The maximum number of stack-stored elements (set) or key-value pairs (map/tree) is determined at compile-time, via the environment variable SG_MAX_STACK_ELEMS. Valid values are in the range [0, 32] and powers of 2 up to 2048. For example, to store up to 1024 items on the stack:

export SG_MAX_STACK_ELEMS=1024
cargo build --release

Please note:

  • If the SG_MAX_STACK_ELEMS environment variable is not set, it will default to 2048.

  • For any system with dynamic (heap) memory: the first SG_MAX_STACK_ELEMS elements are stack-allocated and the remainder will be automatically heap-allocated.

  • For embedded systems without dynamic memory: SG_MAX_STACK_ELEMS is a hard maximum - attempting to insert beyond this limit will cause a panic.

    • Use feature high_assurance to ensure error handling and avoid panic (see below).

The high_assurance Feature

For embedded use cases prioritizing robustness, enabling the high_assurance feature makes two changes:

  1. Front-end, API Tweak: insert and append APIs now return Result. Err indicates stack storage is already at maximum capacity, so caller must handle. No heap use, no panic potential on insert.

  2. Back-end, Integer Packing: Because the fixed/max size of the stack arena is known, indexing integers (metadata stored at every node!) can be size-optimized. This memory micro-optimization honors the original design goals of the scapegoat data structure.

That second change is a subtle but interesting one. Example of packing saving 53% (but in reality only 61 KB) of RAM usage:

use scapegoat::SGMap;
use core::mem::size_of;

// If you're on a 64-bit system, you can compile-time check the below numbers yourself!
// Just do:
//
// $ cargo test --doc
// $ cargo test --doc --features="high_assurance"
//
// One command per set of `cfg` macros below.
// Internally, this compile time struct packing is done with the `smallnum` crate:
// https://crates.io/crates/smallnum

// This code assumes `SG_MAX_STACK_ELEMS == 2048` (default)
let temp: SGMap<u64, u64> = SGMap::new();
assert!(temp.capacity() == 2048);

// Without packing
#[cfg(target_pointer_width = "64")]
#[cfg(not(feature = "high_assurance"))]
{
    assert_eq!(size_of::<SGMap<u64, u64>>(), 114_776);
}

// With packing
#[cfg(target_pointer_width = "64")]
#[cfg(feature = "high_assurance")]
{
    assert_eq!(size_of::<SGMap<u64, u64>>(), 53_304);
}

Trusted Dependencies

This library has three dependencies, each of which have no dependencies of their own (e.g. exactly three total dependencies).

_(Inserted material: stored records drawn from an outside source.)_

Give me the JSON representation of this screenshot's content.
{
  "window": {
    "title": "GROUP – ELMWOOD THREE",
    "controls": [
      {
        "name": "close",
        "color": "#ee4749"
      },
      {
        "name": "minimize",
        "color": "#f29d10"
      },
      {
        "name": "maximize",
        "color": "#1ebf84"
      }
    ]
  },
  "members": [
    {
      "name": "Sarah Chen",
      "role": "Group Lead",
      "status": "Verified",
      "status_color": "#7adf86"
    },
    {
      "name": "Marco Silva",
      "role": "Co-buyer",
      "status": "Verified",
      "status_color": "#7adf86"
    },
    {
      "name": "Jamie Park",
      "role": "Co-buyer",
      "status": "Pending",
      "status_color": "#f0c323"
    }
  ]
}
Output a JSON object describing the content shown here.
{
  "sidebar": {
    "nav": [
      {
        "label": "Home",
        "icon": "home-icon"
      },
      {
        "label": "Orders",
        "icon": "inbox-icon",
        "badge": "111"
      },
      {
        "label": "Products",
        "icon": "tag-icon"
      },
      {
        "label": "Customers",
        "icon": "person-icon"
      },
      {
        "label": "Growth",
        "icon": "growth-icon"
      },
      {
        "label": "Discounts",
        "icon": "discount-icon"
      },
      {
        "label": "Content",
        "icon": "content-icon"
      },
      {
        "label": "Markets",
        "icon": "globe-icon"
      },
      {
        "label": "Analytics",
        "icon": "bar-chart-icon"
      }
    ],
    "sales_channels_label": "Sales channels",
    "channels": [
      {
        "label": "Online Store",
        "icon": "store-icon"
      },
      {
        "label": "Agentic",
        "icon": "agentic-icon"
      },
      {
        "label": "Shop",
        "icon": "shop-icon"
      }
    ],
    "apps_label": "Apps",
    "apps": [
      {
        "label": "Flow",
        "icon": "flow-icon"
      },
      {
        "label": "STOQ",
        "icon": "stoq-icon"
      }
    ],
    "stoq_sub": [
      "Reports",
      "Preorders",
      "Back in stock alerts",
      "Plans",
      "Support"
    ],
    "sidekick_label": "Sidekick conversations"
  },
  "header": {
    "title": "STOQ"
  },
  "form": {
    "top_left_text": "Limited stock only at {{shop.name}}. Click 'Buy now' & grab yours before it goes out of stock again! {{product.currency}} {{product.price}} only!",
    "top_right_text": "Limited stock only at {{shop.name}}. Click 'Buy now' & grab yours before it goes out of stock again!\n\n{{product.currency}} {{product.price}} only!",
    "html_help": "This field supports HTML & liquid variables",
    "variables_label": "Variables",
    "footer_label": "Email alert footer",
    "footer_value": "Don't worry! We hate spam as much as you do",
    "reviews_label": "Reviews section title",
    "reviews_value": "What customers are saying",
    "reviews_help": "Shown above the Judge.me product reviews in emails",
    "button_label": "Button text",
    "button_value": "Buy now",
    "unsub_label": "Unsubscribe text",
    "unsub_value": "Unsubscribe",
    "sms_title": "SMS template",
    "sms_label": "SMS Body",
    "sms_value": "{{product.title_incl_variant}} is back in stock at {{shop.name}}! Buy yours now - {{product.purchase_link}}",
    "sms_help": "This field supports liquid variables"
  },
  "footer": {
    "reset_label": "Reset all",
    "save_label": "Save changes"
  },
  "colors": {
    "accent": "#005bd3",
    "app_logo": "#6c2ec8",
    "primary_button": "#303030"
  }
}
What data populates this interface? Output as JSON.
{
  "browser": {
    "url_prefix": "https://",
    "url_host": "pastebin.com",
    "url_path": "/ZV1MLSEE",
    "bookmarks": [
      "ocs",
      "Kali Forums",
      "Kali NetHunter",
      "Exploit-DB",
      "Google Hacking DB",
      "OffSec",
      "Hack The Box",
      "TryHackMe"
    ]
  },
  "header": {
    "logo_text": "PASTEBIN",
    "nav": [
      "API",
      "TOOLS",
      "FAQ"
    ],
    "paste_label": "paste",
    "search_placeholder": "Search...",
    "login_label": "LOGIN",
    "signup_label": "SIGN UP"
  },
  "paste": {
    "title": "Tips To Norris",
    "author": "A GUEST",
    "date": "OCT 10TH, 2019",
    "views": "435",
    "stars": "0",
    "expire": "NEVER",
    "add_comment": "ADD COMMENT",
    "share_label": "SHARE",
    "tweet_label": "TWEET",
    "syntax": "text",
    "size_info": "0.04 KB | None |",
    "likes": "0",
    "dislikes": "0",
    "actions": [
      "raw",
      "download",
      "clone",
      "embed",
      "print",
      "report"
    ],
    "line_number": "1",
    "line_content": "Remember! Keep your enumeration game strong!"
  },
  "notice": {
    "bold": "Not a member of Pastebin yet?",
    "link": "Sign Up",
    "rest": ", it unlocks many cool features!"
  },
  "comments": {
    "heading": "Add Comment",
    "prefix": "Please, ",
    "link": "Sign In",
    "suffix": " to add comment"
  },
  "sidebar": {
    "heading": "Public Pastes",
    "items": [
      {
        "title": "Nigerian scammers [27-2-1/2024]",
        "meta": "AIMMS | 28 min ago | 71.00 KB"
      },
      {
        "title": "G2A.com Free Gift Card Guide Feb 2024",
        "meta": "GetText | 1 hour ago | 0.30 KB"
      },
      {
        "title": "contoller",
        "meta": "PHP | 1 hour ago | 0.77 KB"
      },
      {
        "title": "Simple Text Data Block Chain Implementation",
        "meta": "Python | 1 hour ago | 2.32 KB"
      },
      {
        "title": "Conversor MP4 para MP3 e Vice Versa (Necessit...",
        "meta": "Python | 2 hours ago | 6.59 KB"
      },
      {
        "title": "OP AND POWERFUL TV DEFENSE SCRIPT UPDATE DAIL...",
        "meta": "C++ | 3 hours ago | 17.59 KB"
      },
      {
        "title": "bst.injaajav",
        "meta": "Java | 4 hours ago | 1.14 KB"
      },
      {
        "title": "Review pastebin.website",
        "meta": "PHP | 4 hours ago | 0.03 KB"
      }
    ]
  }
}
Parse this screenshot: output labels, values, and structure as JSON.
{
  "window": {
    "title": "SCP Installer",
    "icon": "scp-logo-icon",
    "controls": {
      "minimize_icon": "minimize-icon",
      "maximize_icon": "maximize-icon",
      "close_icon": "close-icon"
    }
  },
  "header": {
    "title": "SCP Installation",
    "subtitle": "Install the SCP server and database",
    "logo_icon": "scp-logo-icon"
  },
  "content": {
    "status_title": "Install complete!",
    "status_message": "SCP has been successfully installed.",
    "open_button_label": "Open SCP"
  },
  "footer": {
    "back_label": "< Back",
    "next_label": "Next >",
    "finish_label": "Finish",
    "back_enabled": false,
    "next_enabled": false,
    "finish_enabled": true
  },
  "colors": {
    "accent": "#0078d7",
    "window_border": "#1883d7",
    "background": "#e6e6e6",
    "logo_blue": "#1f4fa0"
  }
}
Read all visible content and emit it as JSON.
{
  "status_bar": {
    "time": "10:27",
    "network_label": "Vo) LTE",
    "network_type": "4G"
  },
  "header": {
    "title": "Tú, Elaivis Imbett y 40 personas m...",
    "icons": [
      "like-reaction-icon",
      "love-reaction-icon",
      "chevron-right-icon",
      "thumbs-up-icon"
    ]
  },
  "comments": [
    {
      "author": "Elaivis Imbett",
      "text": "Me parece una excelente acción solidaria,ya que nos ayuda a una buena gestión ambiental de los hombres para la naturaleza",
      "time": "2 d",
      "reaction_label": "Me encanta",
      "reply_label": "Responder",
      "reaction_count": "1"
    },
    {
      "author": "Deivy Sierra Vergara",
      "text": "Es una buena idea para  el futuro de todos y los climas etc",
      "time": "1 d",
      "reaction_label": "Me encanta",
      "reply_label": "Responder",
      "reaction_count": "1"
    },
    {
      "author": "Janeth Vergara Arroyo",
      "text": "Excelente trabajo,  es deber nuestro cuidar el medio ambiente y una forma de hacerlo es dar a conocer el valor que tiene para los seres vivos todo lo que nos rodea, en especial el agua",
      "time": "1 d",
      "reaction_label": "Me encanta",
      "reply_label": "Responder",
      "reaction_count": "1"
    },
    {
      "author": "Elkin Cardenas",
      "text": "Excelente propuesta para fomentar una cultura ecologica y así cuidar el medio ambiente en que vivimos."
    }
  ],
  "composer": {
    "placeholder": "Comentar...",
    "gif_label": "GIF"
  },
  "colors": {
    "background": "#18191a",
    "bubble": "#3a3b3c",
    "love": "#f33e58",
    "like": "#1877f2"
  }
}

  • smallvec - !#[no_std] compatible Vec alternative. Used in Mozilla’s Servo browser engine.
  • micromath - !#[no_std], #![forbid(unsafe_code)] floating point approximations.
  • smallnum - !#[no_std], #![forbid(unsafe_code)] integer packing.

Considerations

This project is an exercise in safe data structure design. It’s not as mature, fast, or memory efficient as the standard library’s BTreeMap/BTreeSet. It does, however, offer:

  • Best-effort Compatibility: APIs are a subset of BTreeMap’s/BTreeSet’s, making it a somewhat “drop-in” replacement for !#[no_std] systems. Please open an issue if an API you need isn’t yet supported!

  • Dynamic Verification: Coverage-guided differential fuzzing is used to verify that this implementation is logically equivalent and equally reliable.

Structs

Ordered map. A wrapper interface for SGTree. API examples and descriptions are all adapted or directly copied from the standard library’s BTreeMap.

Ordered set. API examples and descriptions are all adapted or directly copied from the standard library’s BTreeSet.

A memory-efficient, self-balancing binary search tree.